Technical data

CHALLENGE/Onyx Diagnostic Road Map 2-3

If the system is still hung, follow these steps to help isolate the problem:

1. Examine the serial port console, if available. Do the last messages look like normal

activity, or is the serial port console showing a panic or sitting at a DBG: prompt?

If there are no signs of a kernel panic or crash, type a few characters on the serial

console and see if they echo. If they echo, then the kernel is still ticking at interrupt

level; this is probably a software bug.

Corrective action: Generate a nonmaskable interrupt (NMI) core dump and ﬁle a bug

report. See Section 4.5.2, “Key Switch in the Manager Position,” for the System

Controller menu selections to create an NMI core dump.

2. Look at the power meter and open the ﬁrst drive tray to see the disk LEDs. Notice if

the power meter is moving. (It updates about once per second). See if disk LEDs are

blinking.

Note: Distinguish between an LED that is stuck on “on” and one that is blinking.

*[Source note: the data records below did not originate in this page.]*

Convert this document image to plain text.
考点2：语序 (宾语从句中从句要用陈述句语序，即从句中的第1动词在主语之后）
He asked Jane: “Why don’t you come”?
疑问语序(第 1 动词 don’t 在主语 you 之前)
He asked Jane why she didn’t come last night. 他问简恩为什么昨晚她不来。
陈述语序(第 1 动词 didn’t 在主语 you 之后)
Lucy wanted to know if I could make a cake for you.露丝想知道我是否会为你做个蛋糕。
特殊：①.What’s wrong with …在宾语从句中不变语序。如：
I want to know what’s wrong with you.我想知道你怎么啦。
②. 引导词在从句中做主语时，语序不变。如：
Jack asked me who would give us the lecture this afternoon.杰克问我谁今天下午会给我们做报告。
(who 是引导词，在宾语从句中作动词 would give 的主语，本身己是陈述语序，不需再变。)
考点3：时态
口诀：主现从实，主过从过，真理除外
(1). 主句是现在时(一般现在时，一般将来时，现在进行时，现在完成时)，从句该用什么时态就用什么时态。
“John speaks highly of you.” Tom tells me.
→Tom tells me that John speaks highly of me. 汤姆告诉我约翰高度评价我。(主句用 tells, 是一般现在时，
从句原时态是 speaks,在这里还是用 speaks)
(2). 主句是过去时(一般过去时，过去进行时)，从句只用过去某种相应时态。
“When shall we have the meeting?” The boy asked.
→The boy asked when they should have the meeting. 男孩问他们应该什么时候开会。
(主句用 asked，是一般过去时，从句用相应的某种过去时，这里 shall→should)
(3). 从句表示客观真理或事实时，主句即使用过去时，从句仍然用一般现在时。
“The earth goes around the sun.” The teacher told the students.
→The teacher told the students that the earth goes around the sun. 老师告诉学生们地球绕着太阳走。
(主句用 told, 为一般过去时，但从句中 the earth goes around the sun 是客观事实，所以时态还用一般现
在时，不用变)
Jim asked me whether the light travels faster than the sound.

Disk LEDs can sometimes blink very rapidly and might appear at ﬁrst to be

stuck on.

If either the power meter or the disk LEDs show activity, some processes are still

running on the system. A disk with an LED almost constantly on could indicate heavy

swapping activity, causing what looks like a hang. If the system exhibits these

symptoms, suspect a software problem

Corrective action: Generate an NMI core dump and ﬁle a bug report.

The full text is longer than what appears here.